Estava claro para todos quem era o homem imponente que carregava um gigantesco machado nas costas. Nem mesmo as muletas diminuíam sua presença marcante. O título que carregava não era dado a qualquer um. Ver Ector pessoalmente dissipava o cansaço e o desânimo, renovando uma fagulha de esperança nos abatidos soldados druidas.
Ector, então, reuniu todos e os incentivou a se apresentarem, conhecendo as habilidades de cada um para dar início ao treinamento. Apesar do avançar da noite, o comandante sabia que não poderiam se dar ao luxo de perder mais tempo. Contudo, também não era tolo a ponto de esgotar ainda mais aquelas pobres almas. Propôs que começassem ao amanhecer, assim que o sol surgisse no horizonte.
Os druidas soltaram um suspiro de alívio. Uma pausa era bem-vinda.
— E vocês... — Ector se dirigiu aos três do seu grupo, que até então só observavam calados — já descansaram demais. Começam agora.
— O quê?! — o questionamento foi unânime.
— Parem de reclamar, seus fedelhos. Precisamos melhorar o trabalho em equipe de vocês. Separados, são bons guerreiros, mas juntos parecem que ficam imbecis. E eu não preciso de peso morto na minha equipe.
Apesar das duras palavras, eles sabiam que ele tinha razão. Não tinham nenhuma sincronia como grupo. Até mesmo o próprio Ector duvidava que fosse fácil alcançar, mesmo com mais tempo de treino. Ainda assim, o comandante estava determinado a estimular a confiança entre eles. Sem isso, seria impossível enfrentar um inimigo tão poderoso.
— Garoto, ataque corpo a corpo. Elfo, ataque mágico à distância. — Ector apontava o dedo para cada um enquanto falava. — E você, maga... bom, você é boa em proteção com seus escudos; já nos tirou de várias enrascadas. Entretanto, é só isso. Não digo que você é fraca. Pelo contrário, na luta contra o Cérbero, você demonstrou muito poder “até demais”. Mas não tem controle nem resistência. Meu objetivo será pegar os pontos fortes de cada um e aprimorá-los.

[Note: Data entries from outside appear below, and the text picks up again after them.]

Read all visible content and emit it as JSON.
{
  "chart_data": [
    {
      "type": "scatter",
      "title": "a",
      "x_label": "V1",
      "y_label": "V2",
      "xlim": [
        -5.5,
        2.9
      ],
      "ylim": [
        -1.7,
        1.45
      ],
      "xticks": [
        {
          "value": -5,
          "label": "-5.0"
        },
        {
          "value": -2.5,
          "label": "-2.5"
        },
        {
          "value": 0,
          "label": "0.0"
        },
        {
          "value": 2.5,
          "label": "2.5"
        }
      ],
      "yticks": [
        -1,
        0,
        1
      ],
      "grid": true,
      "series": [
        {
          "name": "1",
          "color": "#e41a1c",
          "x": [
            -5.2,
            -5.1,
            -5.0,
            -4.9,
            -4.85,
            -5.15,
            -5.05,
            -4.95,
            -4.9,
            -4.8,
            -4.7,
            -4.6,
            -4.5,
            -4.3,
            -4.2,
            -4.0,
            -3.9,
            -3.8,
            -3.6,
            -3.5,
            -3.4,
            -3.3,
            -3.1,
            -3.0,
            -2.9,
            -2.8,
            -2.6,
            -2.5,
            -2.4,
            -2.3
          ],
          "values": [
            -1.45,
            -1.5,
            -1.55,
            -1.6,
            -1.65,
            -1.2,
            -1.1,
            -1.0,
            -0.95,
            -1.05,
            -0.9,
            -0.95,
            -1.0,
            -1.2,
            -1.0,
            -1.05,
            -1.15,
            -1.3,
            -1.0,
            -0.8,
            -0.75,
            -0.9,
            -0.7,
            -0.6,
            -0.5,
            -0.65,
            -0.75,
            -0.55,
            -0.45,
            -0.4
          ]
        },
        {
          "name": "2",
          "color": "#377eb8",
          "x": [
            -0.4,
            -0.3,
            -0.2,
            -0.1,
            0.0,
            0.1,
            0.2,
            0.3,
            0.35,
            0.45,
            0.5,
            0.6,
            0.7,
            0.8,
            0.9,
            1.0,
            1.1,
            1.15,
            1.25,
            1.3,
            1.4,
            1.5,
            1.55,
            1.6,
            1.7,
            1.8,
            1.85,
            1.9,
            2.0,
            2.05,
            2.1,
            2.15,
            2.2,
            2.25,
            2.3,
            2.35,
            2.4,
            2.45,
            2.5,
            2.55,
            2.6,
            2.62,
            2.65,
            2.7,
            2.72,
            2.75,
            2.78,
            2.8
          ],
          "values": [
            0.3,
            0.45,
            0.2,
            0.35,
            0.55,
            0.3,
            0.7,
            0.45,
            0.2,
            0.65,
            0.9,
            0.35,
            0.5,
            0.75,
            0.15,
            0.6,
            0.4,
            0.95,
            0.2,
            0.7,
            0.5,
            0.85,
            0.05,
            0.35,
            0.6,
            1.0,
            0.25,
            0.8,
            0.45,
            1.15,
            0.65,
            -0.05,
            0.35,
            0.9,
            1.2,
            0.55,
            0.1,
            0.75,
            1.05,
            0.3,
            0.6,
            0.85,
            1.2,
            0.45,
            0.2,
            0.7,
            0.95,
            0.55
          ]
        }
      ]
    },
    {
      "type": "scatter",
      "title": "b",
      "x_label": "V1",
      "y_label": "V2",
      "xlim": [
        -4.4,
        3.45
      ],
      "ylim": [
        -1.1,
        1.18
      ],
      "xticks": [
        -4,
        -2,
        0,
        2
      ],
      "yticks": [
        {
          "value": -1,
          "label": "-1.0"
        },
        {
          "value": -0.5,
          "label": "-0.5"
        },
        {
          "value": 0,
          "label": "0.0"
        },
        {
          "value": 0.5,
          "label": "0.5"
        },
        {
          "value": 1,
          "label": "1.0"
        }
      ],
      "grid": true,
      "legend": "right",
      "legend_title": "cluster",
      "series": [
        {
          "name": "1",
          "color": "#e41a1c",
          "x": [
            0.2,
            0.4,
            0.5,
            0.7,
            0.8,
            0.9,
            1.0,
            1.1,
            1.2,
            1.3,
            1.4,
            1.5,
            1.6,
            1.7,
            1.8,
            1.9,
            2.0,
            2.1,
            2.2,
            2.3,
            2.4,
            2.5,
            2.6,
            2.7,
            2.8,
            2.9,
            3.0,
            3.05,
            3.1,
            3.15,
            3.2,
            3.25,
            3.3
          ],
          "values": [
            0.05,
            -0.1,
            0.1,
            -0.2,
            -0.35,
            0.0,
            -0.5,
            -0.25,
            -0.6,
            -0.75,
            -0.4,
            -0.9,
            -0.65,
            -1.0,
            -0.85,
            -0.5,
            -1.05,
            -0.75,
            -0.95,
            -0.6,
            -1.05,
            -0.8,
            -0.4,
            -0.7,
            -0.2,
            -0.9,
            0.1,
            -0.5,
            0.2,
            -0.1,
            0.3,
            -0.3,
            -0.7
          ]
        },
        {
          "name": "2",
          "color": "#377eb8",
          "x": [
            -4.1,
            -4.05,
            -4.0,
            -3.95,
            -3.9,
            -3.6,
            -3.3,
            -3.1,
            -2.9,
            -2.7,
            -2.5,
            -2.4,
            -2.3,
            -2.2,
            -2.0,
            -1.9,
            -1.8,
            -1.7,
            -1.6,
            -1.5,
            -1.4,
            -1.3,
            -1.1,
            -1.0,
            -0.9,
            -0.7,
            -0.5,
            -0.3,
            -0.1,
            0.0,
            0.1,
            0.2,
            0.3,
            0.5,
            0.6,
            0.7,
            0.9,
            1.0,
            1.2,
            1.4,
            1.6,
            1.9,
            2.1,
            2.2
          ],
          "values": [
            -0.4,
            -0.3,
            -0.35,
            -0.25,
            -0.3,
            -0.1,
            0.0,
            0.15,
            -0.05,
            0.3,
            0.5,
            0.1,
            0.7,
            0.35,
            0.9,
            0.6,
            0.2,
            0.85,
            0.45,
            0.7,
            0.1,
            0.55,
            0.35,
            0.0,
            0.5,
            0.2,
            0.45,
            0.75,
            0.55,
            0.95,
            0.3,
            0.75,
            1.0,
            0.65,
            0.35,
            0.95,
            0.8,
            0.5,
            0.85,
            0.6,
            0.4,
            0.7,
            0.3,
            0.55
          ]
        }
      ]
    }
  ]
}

— Como assim, aprimorá-los? — Lenna indagou, cabisbaixa, após ouvir a avaliação do comandante.
— Simples. Vou colocá-los para lutarem entre si, para aprenderem uns com os outros, enquanto eu avalio. Só, por favor, não se matem. Se o fizerem, eu mato vocês primeiro.
— Vai ser bom mostrar um pouco de habilidade para esse idiota — disse Eduardh, com desdém.
— Tá se achando só por segurar o braço daquele druida magricela, né? — provocou Vladmyr. — E aquele teleporte? Era o mínimo que podia fazer. Você ainda vai aprender que batalha de verdade é no mano a mano, e não à espreita, como você gosta de ficar.
— E lá vamos nós de novo... — Lenna suspirou, impaciente ao ver a cena.
A rivalidade entre os dois era evidente; seria estranho se concordassem em algo. Mesmo assim, Ector parecia animado. Para ele, um pouco de distração naquele momento poderia ajudar a aliviar o estresse. Pelo menos, era o que ele acreditava.